Moll belongs to the 40-member Breast Implant Litigation Group, sponsored by the American Trial Lawyers Association. The group, made up of lawyers who have been handling implant cases, helps them network. They are meeting in Boca Raton, Fla., this week to swap stories and plot strategies.

"We are forced to be a close-knit group," Moll said. Only a handful of rheumatologists have diagnosed illnesses resulting from implants, and only a few plastic surgeons remove leaking implants, he said.

Most of the lawsuits filed so far name the manufacturers of the implant envelope and the silicone gel as defendants. Fewer than 10 companies manufacture the implant itself.

Lawsuits appear to being (sic) going after mostly manufacturers. But Connecticut attorney Karen Koskoff, who has filed six suits so far and has a growing list of clients, plans to name plastic surgeons as defendants in almost every case she files.

"If you look at package inserts that accompany implants, it's sort of a disclaimer. None of the physicians ever told [their patients] about the inserts," Koskoff said.
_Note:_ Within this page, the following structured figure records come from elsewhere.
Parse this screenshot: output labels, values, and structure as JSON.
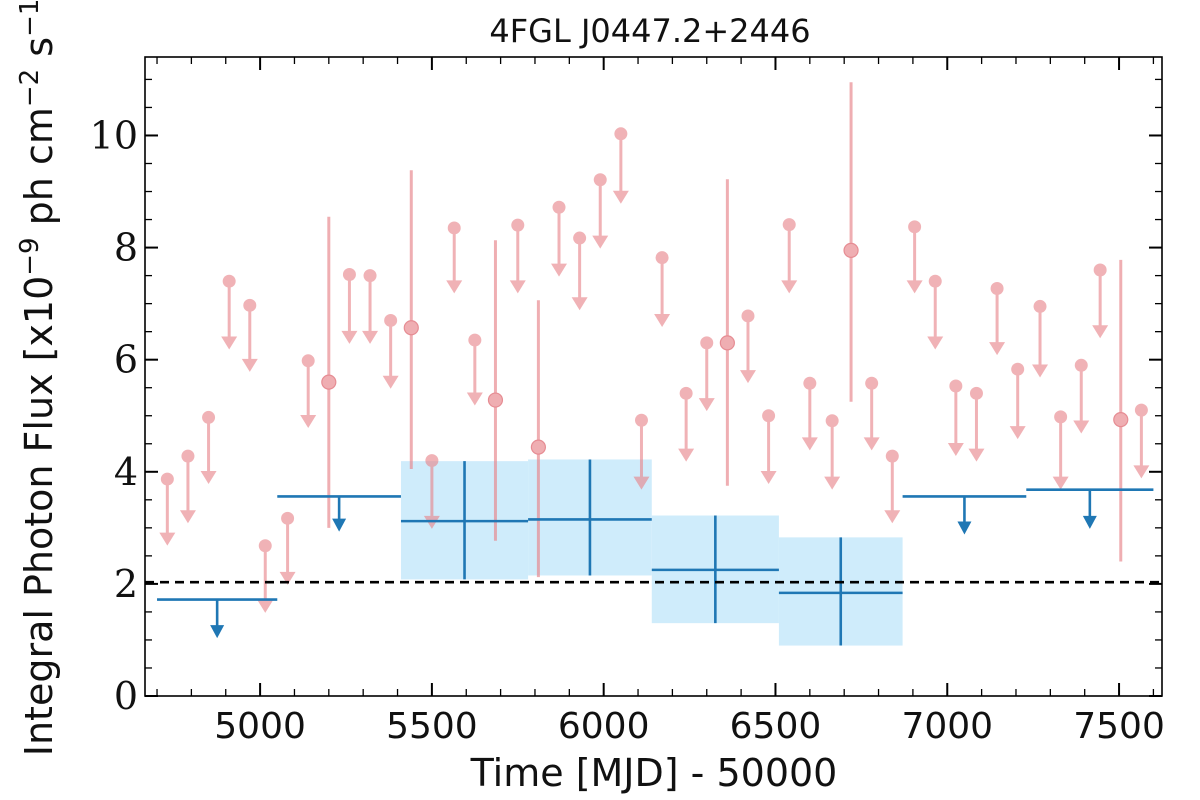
{
  "chart_data": {
    "type": "scatter",
    "title": "4FGL J0447.2+2446",
    "xlabel": "Time [MJD] - 50000",
    "ylabel": "Integral Photon Flux [x10$^{-9}$ ph cm$^{-2}$ s$^{-1}$]",
    "ylabel_parts": {
      "base": "Integral Photon Flux [x10",
      "e1": "−9",
      "mid": " ph cm",
      "e2": "−2",
      "mid2": " s",
      "e3": "−1",
      "end": "]"
    },
    "xlim": [
      4665,
      7625
    ],
    "ylim": [
      0,
      11.4
    ],
    "xticks": [
      5000,
      5500,
      6000,
      6500,
      7000,
      7500
    ],
    "yticks": [
      0,
      2,
      4,
      6,
      8,
      10
    ],
    "baseline": 2.03,
    "colors": {
      "fine": "#e8848a",
      "coarse": "#1f77b4",
      "band": "#cfecfb",
      "baseline": "#000000"
    },
    "series": [
      {
        "upper_limits": [
          [
            4730,
            3.87,
            2.7
          ],
          [
            4790,
            4.28,
            3.1
          ],
          [
            4850,
            4.97,
            3.8
          ],
          [
            4910,
            7.4,
            6.2
          ],
          [
            4970,
            6.97,
            5.8
          ],
          [
            5015,
            2.68,
            1.5
          ],
          [
            5080,
            3.17,
            2.0
          ],
          [
            5140,
            5.98,
            4.8
          ],
          [
            5260,
            7.52,
            6.3
          ],
          [
            5320,
            7.5,
            6.3
          ],
          [
            5380,
            6.7,
            5.5
          ],
          [
            5500,
            4.2,
            3.0
          ],
          [
            5565,
            8.35,
            7.2
          ],
          [
            5625,
            6.35,
            5.2
          ],
          [
            5750,
            8.4,
            7.2
          ],
          [
            5870,
            8.72,
            7.5
          ],
          [
            5930,
            8.17,
            6.9
          ],
          [
            5990,
            9.21,
            8.0
          ],
          [
            6050,
            10.03,
            8.8
          ],
          [
            6110,
            4.92,
            3.7
          ],
          [
            6170,
            7.82,
            6.6
          ],
          [
            6240,
            5.4,
            4.2
          ],
          [
            6300,
            6.3,
            5.1
          ],
          [
            6420,
            6.78,
            5.6
          ],
          [
            6480,
            5.0,
            3.8
          ],
          [
            6540,
            8.41,
            7.2
          ],
          [
            6600,
            5.58,
            4.4
          ],
          [
            6665,
            4.91,
            3.7
          ],
          [
            6780,
            5.58,
            4.4
          ],
          [
            6840,
            4.28,
            3.1
          ],
          [
            6905,
            8.37,
            7.2
          ],
          [
            6965,
            7.4,
            6.2
          ],
          [
            7025,
            5.53,
            4.3
          ],
          [
            7085,
            5.4,
            4.2
          ],
          [
            7145,
            7.27,
            6.1
          ],
          [
            7205,
            5.83,
            4.6
          ],
          [
            7270,
            6.95,
            5.7
          ],
          [
            7330,
            4.98,
            3.7
          ],
          [
            7390,
            5.9,
            4.7
          ],
          [
            7445,
            7.6,
            6.4
          ],
          [
            7565,
            5.1,
            3.9
          ]
        ],
        "detections": [
          [
            5200,
            5.6,
            3.0,
            8.55
          ],
          [
            5440,
            6.57,
            4.05,
            9.38
          ],
          [
            5685,
            5.28,
            2.77,
            8.13
          ],
          [
            5810,
            4.44,
            2.12,
            7.06
          ],
          [
            6360,
            6.3,
            3.75,
            9.22
          ],
          [
            6720,
            7.95,
            5.25,
            10.95
          ],
          [
            7505,
            4.93,
            2.4,
            7.78
          ]
        ]
      },
      {
        "upper_limits": [
          [
            4700,
            5050,
            1.72,
            1.05
          ],
          [
            6870,
            7230,
            3.56,
            2.9
          ],
          [
            7230,
            7600,
            3.68,
            3.0
          ]
        ],
        "detections": [
          [
            5410,
            5780,
            3.12,
            2.08,
            4.19
          ],
          [
            5780,
            6140,
            3.15,
            2.15,
            4.22
          ],
          [
            6140,
            6510,
            2.25,
            1.3,
            3.22
          ],
          [
            6510,
            6870,
            1.84,
            0.9,
            2.83
          ]
        ],
        "step_limit": [
          5050,
          5410,
          3.56,
          2.95
        ]
      }
    ]
  }
}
Koskoff, 37, was diagnosed with breast cancer two years ago and had implant surgery after having a mastectomy. She recently had the implants removed. Koskoff, also a member of the Breast Implant Litigation Group, testified at the FDA hearings about the perceived dangers.

The plastic surgeon association's Reed said he knows of only one case where the plastic surgeon was named as a defendant in a suit. There is no evidence yet that plastic surgeons failed to communicate information to patients, Reed said.
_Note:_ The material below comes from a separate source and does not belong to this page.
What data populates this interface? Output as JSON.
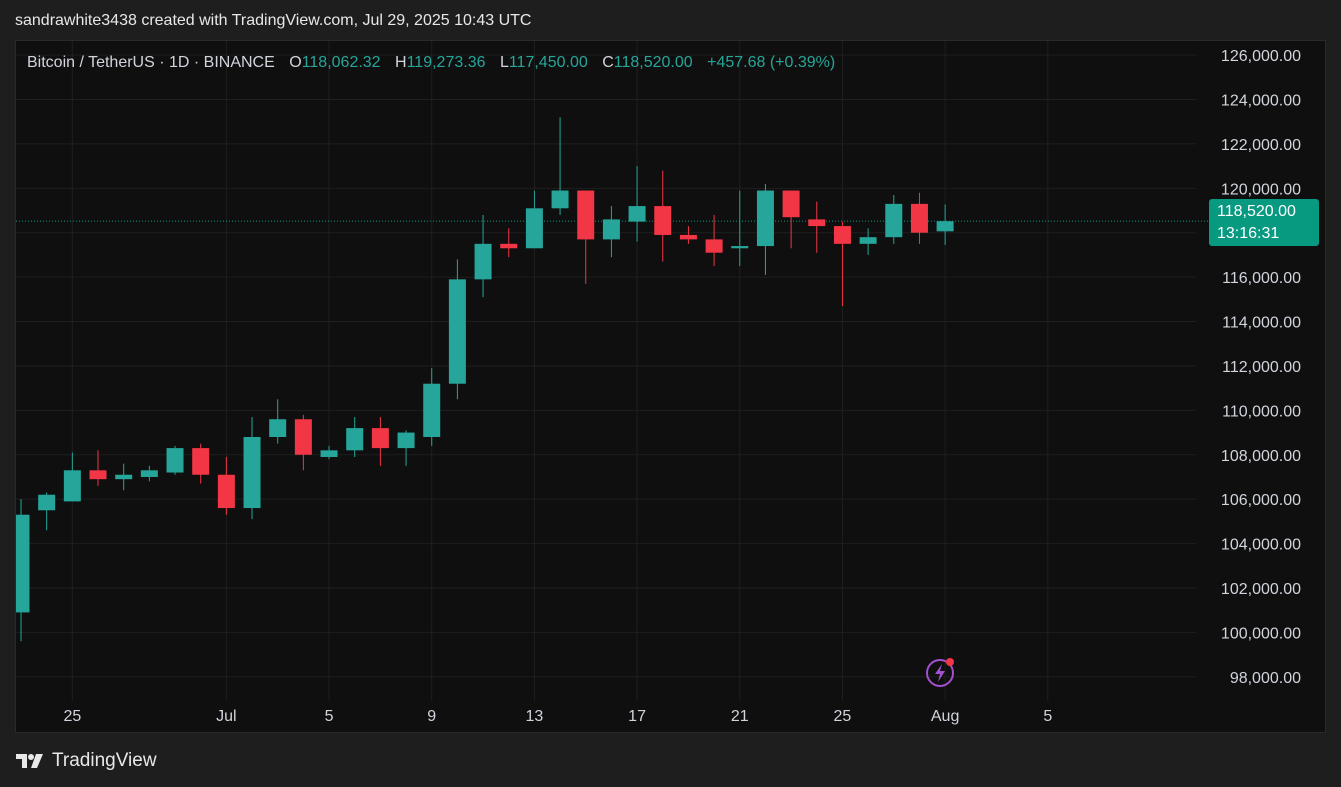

Moll has already received phone calls from out-of-state attorneys wanting to start a class-action suit against the manufacturers of implants and silicone gel, he said. For now, Moll is filing individual suits for his clients.

"Each product is different, each manufacturer is different. But one thing is the same: Dow Corning manufactured the gel, and they are the big culprit," he said.

In addition, Moll said he is considering filing a class-action suit against the FDA for failing to inform women of the dangers of the implants.

While many of manufacturers' documents are under protective order, what appears to be damaging evidence to manufacturers is an office memorandum written by a manufacturer's employees acknowledging leaks could occur and could be harmful, according to Moll and Koskoff.

Claims seem to fall into two categories, "low-bleeders" and "high-bleeders," according to Moll. The less serious cases, alleging little injury, are settling as low as $20,000. The more serious cases involve claims of one of three resulting illnesses: Human adjuvant disease, connective tissue disorder or autoimmune deficiencies, Moll said.

"If you have a diagnosis of any one of the three by a rheumatologist, you can get $400,000 to $900,000," he said.

Federal regulation of breast implants began in the 1970s under the Medical Devices Act, which required manufacturers of certain medical devices to first obtain a pre-market approval of the device's safety, unless another method could be shown to prove safety. However, devices that were already on the market, like breast implants, were exempt.

Last year, the FDA ruled implants were no longer exempt, and gave manufacturers until July 1991 to seek safety approval. Last week's action gives the FDA an indefinite time to evaluate the safety of the implants.